Mr Dennis Itumbi came to the national limelight with his withering attacks on the International Criminal Court (ICC), which in 2010 had issued summonses against Deputy Prime Minister Uhuru Kenyatta, Cabinet minister William Ruto and four other prominent Kenyans over their alleged involvement in the post-election violence that rocked the country in 2007/2008.

HASHTAG
At one point, the ICC claimed that Mr Itumbi had hacked its systems so as to reveal the names of witnesses set to testify against the suspects.

In 2012, the police arrested him over this and detained him for four days but did not charge him. He sued the government for illegal detention and was awarded Sh5 million by Justice Joseph Onguto last year.

For his dogged defence of the ICC suspects, he was named the digital director in the State House-based Presidential Strategic Communications Unit (PSCU) after Mr Kenyatta and Mr Ruto largely rode the anti-ICC ticket to come to power in the 2013 presidential elections.

In his new posting, the clean-shaven blogger not only continued his acidic attacks on the international court, but also broadened the targets of his barbs to include perceived opponents of the Jubilee administration, among them the media and civil society.

When the government was being assailed from all sides for its perceived poor performance during its first term, Mr Itumbi deployed the Twitter hashtag #SystemyaFacts, which he had popularised before joining State House.

With the hashtag, he hoped to correct what he, and generally the government, perceived to be erroneous information deliberately or inadvertently being pushed against them.

But it wasn’t long after he was appointed that rumours started reaching the media of a major rift between him and his boss, Mr Manoah Esipisu, who was the head of the PSCU.

In 2014, the National Intelligence Service (NIS) profiled him as among 50 students from the Kenya Institute of Mass Communication whose academic credentials are questionable.

COERCION
According to an NIS security vetting brief for the State House job, Mr Itumbi was the leader of a riot that forced the management of the college to award him and his class diplomas in broadcast journalism while they were enrolled to do a certificate course in the same academic programme.

The NIS report described Mr Itumbi as a “self-motivated go-getter who uses any means at his disposal including blackmail, bribery and other forms of coercion to get his way”. He denounced the report.

In May 2015, he was on the receiving end of the ire of Interior Cabinet Joseph Nkaissery following a suspected Al-Shabaab attack on security forces in Yumbis, Garissa County.

While Mr Nkaissery (who died in 2017) was dismissing media reports that lives had been lost in the incident, Mr Itumbi caused more confusion when he posted a condolence message purportedly from the President.

“I mourn and pray with the family and friends of the police officers who lost their lives in Yumbis,” read the tweet, which was later deleted. “They died protecting us.

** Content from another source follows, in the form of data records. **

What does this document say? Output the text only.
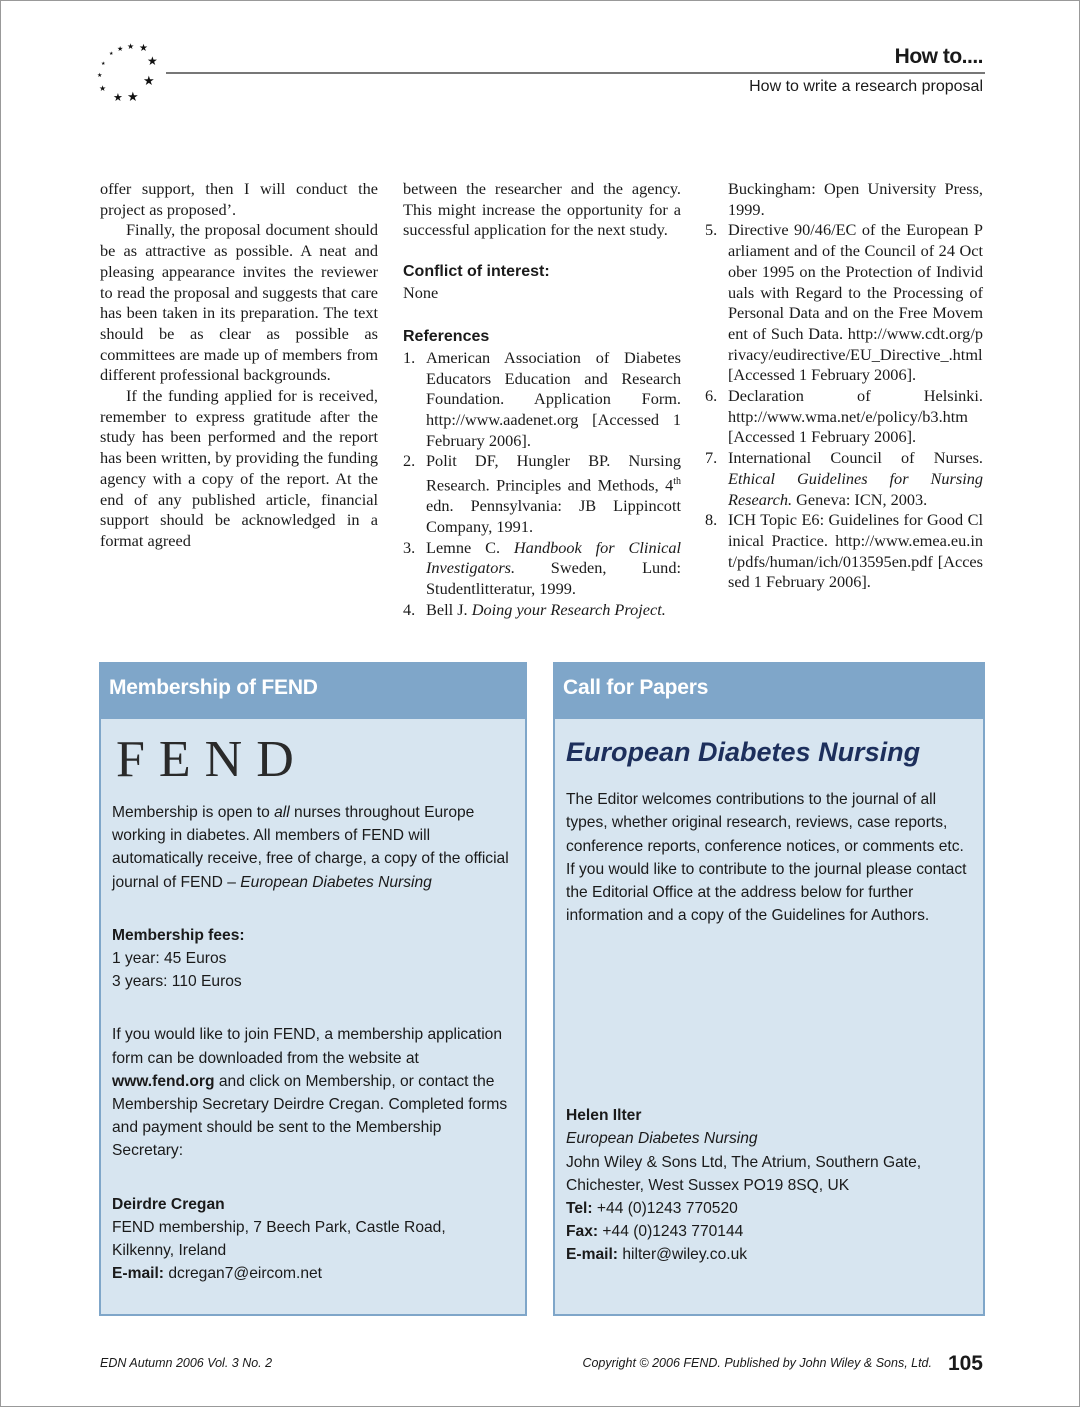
★ ★ ★
★
★
★
★
★
★
★
★	How to....
How to write a research proposal

offer support, then I will conduct the project as proposed’.

Finally, the proposal document should be as attractive as possible. A neat and pleasing appearance invites the reviewer to read the proposal and suggests that care has been taken in its preparation. The text should be as clear as possible as committees are made up of members from different professional backgrounds.

If the funding applied for is received, remember to express gratitude after the study has been performed and the report has been written, by providing the funding agency with a copy of the report. At the end of any published article, financial support should be acknowledged in a format agreed

between the researcher and the agency. This might increase the opportunity for a successful application for the next study.

Conflict of interest:

None

References
1. American Association of Diabetes Educators Education and Research Foundation. Application Form. http://www.aadenet.org [Accessed 1 February 2006].
2. Polit DF, Hungler BP. Nursing Research. Principles and Methods, 4th edn. Pennsylvania: JB Lippincott Company, 1991.
3. Lemne C. Handbook for Clinical Investigators. Sweden, Lund: Studentlitteratur, 1999.
4. Bell J. Doing your Research Project.
Buckingham: Open University Press, 1999.
5. Directive 90/46/EC of the European Parliament and of the Council of 24 October 1995 on the Protection of Individuals with Regard to the Processing of Personal Data and on the Free Movement of Such Data. http://www.cdt.org/privacy/eudirective/EU_Directive_.html [Accessed 1 February 2006].
6. Declaration of Helsinki. http://www.wma.net/e/policy/b3.htm [Accessed 1 February 2006].
7. International Council of Nurses. Ethical Guidelines for Nursing Research. Geneva: ICN, 2003.
8. ICH Topic E6: Guidelines for Good Clinical Practice. http://www.emea.eu.int/pdfs/human/ich/013595en.pdf [Accessed 1 February 2006].
Membership of FEND
FEND

Membership is open to all nurses throughout Europe working in diabetes. All members of FEND will automatically receive, free of charge, a copy of the official journal of FEND – European Diabetes Nursing

Membership fees:

1 year: 45 Euros

3 years: 110 Euros

If you would like to join FEND, a membership application form can be downloaded from the website at www.fend.org and click on Membership, or contact the Membership Secretary Deirdre Cregan. Completed forms and payment should be sent to the Membership Secretary:

Deirdre Cregan

FEND membership, 7 Beech Park, Castle Road,

Kilkenny, Ireland

E-mail: dcregan7@eircom.net

Call for Papers
European Diabetes Nursing

The Editor welcomes contributions to the journal of all types, whether original research, reviews, case reports, conference reports, conference notices, or comments etc. If you would like to contribute to the journal please contact the Editorial Office at the address below for further information and a copy of the Guidelines for Authors.

Helen Ilter

European Diabetes Nursing

John Wiley & Sons Ltd, The Atrium, Southern Gate,

Chichester, West Sussex PO19 8SQ, UK

Tel: +44 (0)1243 770520

Fax: +44 (0)1243 770144

E-mail: hilter@wiley.co.uk

EDN Autumn 2006 Vol. 3 No. 2	Copyright © 2006 FEND. Published by John Wiley & Sons, Ltd. 105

I salute them.”

While it was later established that one officer had indeed died in the attack, Mr Nkaissery felt that Mr Itumbi’s post had undermined the government’s messaging efforts.

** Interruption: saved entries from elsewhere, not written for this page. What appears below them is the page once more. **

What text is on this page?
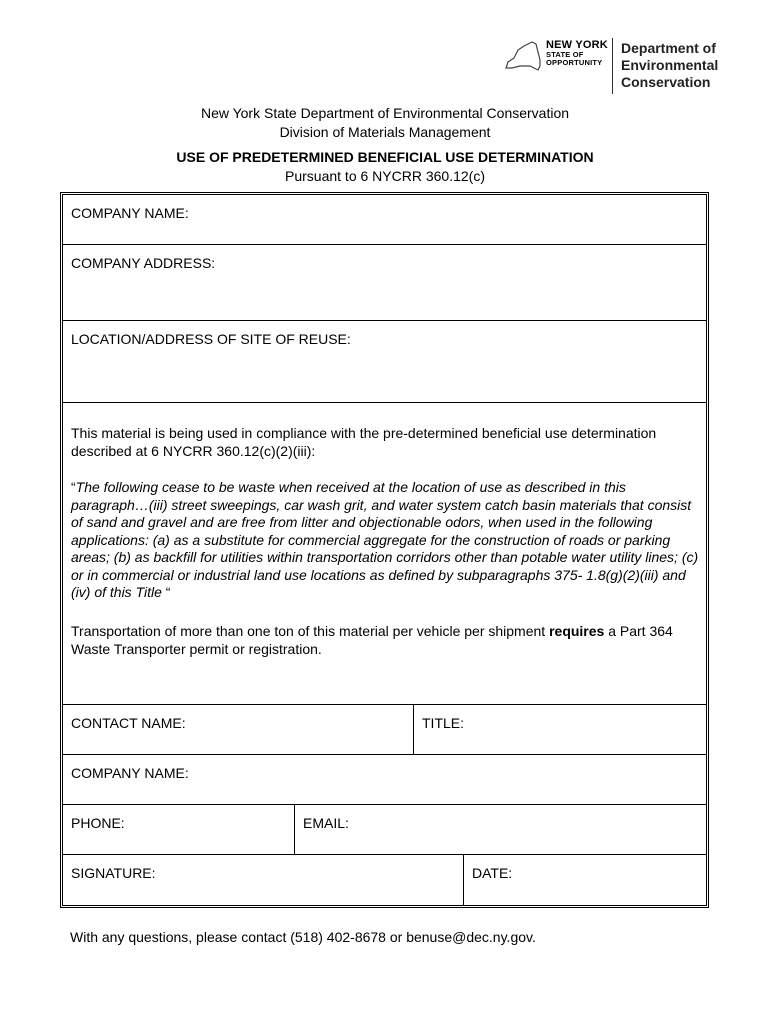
NEW YORK
STATE OF
OPPORTUNITY
Department of
Environmental
Conservation
New York State Department of Environmental Conservation
Division of Materials Management
USE OF PREDETERMINED BENEFICIAL USE DETERMINATION
Pursuant to 6 NYCRR 360.12(c)
COMPANY NAME:
COMPANY ADDRESS:
LOCATION/ADDRESS OF SITE OF REUSE:
This material is being used in compliance with the pre-determined beneficial use determination described at 6 NYCRR 360.12(c)(2)(iii):
“The following cease to be waste when received at the location of use as described in this paragraph…(iii) street sweepings, car wash grit, and water system catch basin materials that consist of sand and gravel and are free from litter and objectionable odors, when used in the following applications: (a) as a substitute for commercial aggregate for the construction of roads or parking areas; (b) as backfill for utilities within transportation corridors other than potable water utility lines; (c) or in commercial or industrial land use locations as defined by subparagraphs 375- 1.8(g)(2)(iii) and (iv) of this Title “
Transportation of more than one ton of this material per vehicle per shipment requires a Part 364 Waste Transporter permit or registration.
CONTACT NAME:	TITLE:
COMPANY NAME:
PHONE:	EMAIL:
SIGNATURE:	DATE:
With any questions, please contact (518) 402-8678 or benuse@dec.ny.gov.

“The fellows at the State House must get this message right: If they misinform the public, we will get hold of them,” he warned.

In June 2016, it was President Kenyatta’s turn to reprimand Mr Itumbi and his three fellow directors — Edward Irungu, Munyori Buku and Eric Ng’eno — over the perceived combative manner of their handling of State House communications.

The rebuke came after the quartet released what was seen as an unnecessarily hard-hitting rejoinder to a New York Times special report on the ICC cases, which had collapsed by then.